The first named storm of the Atlantic hurricane season prompted a hurricane warning for a wide swath of the North Carolina coast and had officials, hotel owners and would-be vacationers as far north as New England carefully watching forecasts.
“We want everybody to be safe and prepared, but we are not overly concerned at this point,” said Lee Nettles, the executive director the Outer Banks Visitors Bureau. He noted that forecasters were predicting the storm would move
fast and be less severe than others in locals’ memories.
But flooding concerns remained: Twice in recent years, storm-driven waves have sliced North Carolina Route 12, the main road along the islands, rendering it unpassable. On Ocracoke Island, accessible only by ferry, a voluntary evacuation was announced.
Stores saw runs on generators, lanterns and flashlights, but even some workers weren’t yet concerned.
“I’ve been through Irene. I went through Isabelle,” said Bill Motley, who works at Ace Hardware in Nags Head has lived on the Outer Banks for 13 years. “I’m not even worried about this one. I’m more worried about my tomato plants. With the wind coming, if we get a 50-mph gust, it will knock over my tomato plants.”
At a news conference, Gov. Pat McCrory advised residents, “Don’t put your stupid hat on.” With concerns of rip tides, he urged surfers and swimmers not to get in the water regardless of how good the waves might be.
“Our major goal is to ensure that no lives are lost during this upcoming storm,” including those of emergency workers, McCrory said. He declared a state of emergency for 25 coastal and adjoining counties.
On Wednesday afternoon, Arthur was about 220 miles south of Charleston and moving north about 7 mph with maximum sustained winds of 60 mph.

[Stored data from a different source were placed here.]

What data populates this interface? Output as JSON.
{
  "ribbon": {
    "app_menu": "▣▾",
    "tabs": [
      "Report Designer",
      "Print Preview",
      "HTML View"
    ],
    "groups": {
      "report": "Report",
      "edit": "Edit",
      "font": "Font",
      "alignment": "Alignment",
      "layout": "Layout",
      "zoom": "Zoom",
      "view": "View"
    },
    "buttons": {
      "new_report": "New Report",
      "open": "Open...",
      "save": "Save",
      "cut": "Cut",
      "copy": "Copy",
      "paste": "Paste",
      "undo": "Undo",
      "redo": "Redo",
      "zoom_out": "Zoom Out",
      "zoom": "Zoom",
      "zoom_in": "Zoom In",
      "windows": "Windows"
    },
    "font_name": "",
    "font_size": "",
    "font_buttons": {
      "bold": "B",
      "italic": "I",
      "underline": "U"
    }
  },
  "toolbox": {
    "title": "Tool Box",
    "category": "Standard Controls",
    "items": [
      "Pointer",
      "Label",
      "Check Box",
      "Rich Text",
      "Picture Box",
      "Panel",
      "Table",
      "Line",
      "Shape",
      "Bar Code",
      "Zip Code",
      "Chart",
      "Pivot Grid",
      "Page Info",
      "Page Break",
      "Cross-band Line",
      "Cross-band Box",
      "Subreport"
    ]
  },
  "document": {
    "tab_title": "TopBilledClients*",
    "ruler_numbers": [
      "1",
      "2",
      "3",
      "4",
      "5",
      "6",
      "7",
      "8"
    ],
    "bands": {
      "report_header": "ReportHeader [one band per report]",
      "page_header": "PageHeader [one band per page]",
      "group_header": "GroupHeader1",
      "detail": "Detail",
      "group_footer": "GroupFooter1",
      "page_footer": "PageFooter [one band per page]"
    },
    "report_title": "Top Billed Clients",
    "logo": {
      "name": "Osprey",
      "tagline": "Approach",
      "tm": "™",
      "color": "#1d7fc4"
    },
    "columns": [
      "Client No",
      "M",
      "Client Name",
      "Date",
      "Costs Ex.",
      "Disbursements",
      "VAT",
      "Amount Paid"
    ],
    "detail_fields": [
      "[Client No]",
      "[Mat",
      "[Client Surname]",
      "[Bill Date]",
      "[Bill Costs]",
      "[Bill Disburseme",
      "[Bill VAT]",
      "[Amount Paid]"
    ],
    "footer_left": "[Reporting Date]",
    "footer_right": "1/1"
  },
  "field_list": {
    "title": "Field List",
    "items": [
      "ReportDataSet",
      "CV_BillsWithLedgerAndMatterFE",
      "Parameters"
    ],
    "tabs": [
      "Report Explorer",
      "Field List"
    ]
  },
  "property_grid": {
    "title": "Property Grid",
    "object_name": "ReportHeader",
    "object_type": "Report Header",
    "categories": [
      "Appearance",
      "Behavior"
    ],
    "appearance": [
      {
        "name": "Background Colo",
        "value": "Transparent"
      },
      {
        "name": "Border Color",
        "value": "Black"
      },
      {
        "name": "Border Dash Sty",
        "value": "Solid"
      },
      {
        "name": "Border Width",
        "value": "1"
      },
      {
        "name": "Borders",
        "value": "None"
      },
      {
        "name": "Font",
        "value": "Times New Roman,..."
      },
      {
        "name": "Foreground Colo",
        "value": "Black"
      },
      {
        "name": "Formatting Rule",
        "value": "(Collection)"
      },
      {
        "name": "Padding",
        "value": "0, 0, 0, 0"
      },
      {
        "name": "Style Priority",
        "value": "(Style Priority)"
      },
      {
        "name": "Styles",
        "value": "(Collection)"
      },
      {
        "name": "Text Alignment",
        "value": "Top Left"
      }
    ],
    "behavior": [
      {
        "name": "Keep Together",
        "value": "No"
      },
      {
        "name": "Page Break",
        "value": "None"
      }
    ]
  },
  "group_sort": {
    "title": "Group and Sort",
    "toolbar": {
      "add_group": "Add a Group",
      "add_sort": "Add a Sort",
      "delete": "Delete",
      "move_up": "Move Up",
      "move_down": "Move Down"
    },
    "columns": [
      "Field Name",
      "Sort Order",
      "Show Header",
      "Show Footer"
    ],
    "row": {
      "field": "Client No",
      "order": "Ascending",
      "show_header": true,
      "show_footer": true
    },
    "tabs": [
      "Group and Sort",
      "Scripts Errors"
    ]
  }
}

The National Hurricane Center predicted it would grow to a Category 1 hurricane with sustained winds of at least 74 mph either late Wednesday or sometime Thursday.
The forecast did not call for a landfall in the U.S., but officials and travelers north to New England kept an eye on the storm’s projected path. Many areas warned of upcoming rain, wind and potential rip tides.
The worst of the storm should occur at Cape Hatteras, North Carolina, about dawn Friday, with 3 to 5 inches of rain and sustained winds up to 85 mph, said Tony Saavedra, a meteorologist at the National Weather Service. But forecasters said that by later Friday, the effects of Arthur would be past the Outer Banks, with the rest of the weekend salvaged.
The Hurricane Center predicted the storm would be off the coast of New England later in the day and eventually make landfall in Canada’s maritime provinces as a tropical storm.